A few years later, R. Crumb and family, along with his ever growing 78rpm record collection, would move permanently to France. Robert traded a sketchbook for a chateau in the south of France. Sophie Crumb is an artist in New York City. Almost exactly four years later (March 14th,1989) Ed Abbey was gone, dead at the age of 62. Taken out to the Sonoran desert that he loved, he was buried there under a pile of rocks by his friends. His last words were “lots of rocks.”
Bear in mind that this tale is a highly truncated version of the events of more than thirty years ago. A “Reader’s Digest” version, if you will. I have in mind a more fleshed out narrative entitled “R. Crumb Meets The Monkey Wrench Gang.” That I hope to live long enough to write.
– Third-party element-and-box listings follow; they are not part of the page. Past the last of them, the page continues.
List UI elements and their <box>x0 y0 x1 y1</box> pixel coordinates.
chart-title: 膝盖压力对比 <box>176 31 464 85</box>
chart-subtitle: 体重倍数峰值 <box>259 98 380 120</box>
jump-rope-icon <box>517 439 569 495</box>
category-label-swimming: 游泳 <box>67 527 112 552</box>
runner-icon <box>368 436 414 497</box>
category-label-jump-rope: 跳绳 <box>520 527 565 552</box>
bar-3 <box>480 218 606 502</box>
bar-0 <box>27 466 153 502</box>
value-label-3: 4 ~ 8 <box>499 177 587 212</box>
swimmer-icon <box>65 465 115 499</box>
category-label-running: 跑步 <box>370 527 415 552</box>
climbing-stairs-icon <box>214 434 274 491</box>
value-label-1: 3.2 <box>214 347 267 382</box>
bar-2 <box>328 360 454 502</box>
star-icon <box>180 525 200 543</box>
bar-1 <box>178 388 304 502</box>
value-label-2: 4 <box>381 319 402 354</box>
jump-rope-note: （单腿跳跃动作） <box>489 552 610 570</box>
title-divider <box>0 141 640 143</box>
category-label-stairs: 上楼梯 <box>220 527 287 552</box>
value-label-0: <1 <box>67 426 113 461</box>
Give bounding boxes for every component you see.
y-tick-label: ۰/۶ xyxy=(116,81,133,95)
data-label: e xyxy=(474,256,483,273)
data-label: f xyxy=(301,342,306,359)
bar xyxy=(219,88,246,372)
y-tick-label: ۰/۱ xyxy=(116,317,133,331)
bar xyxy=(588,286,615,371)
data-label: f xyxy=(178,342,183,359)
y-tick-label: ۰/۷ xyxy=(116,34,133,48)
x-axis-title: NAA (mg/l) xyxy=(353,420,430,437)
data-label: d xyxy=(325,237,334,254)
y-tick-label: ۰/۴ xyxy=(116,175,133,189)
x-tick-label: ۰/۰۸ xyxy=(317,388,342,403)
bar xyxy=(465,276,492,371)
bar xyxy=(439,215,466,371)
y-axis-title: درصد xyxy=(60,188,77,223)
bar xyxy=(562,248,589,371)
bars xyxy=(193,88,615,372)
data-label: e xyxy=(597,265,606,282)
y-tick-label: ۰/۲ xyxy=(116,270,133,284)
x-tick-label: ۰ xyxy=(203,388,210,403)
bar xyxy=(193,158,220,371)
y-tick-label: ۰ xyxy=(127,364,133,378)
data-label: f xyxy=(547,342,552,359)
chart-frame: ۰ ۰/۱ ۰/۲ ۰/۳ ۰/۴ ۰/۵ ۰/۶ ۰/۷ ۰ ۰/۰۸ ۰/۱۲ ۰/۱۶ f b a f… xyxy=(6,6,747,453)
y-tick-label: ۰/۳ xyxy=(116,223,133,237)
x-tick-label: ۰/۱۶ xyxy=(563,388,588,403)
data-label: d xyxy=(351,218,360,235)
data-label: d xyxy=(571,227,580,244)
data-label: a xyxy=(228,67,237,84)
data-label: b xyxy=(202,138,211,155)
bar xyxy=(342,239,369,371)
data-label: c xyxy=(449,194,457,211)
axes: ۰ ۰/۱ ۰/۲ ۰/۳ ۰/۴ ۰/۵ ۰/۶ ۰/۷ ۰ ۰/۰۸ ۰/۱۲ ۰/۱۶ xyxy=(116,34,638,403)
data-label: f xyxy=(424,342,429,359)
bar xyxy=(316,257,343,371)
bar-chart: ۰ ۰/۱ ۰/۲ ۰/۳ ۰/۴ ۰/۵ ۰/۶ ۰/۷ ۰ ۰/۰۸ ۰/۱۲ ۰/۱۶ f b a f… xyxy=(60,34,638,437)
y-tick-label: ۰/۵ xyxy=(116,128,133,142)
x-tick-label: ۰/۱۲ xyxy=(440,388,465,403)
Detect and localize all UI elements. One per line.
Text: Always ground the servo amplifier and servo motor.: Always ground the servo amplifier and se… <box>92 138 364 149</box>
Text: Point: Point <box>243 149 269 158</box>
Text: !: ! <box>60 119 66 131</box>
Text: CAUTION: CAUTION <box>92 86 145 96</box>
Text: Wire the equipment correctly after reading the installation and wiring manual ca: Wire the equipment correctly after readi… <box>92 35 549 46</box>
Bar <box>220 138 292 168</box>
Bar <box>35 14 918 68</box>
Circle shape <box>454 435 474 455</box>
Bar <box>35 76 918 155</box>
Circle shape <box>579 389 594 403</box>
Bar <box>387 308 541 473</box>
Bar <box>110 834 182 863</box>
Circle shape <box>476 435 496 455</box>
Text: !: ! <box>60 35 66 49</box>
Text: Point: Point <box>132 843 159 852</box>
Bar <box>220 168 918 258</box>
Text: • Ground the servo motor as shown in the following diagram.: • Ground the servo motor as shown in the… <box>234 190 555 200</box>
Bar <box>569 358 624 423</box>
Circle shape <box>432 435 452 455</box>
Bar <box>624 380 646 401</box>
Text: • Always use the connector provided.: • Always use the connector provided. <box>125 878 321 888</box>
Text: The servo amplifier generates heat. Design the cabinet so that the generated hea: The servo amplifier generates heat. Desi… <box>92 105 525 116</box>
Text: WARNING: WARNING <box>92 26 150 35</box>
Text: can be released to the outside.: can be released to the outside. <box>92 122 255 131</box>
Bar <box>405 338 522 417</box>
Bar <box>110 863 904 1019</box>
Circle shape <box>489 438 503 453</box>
As I write these words, Ed Abbey would be turning 90, as he was born on January 29, 1927. Happy birthday, Ed.
Ken Sanders is the proprietor of Ken Sanders Books and founder of Dream Garden Press, in Salt Lake City. He is a longtime river runner and wanderer of the Colorado Plateau. For the past ten years he has been a rare books and manuscripts appraiser for the popular PBS show, Antiques Roadshow.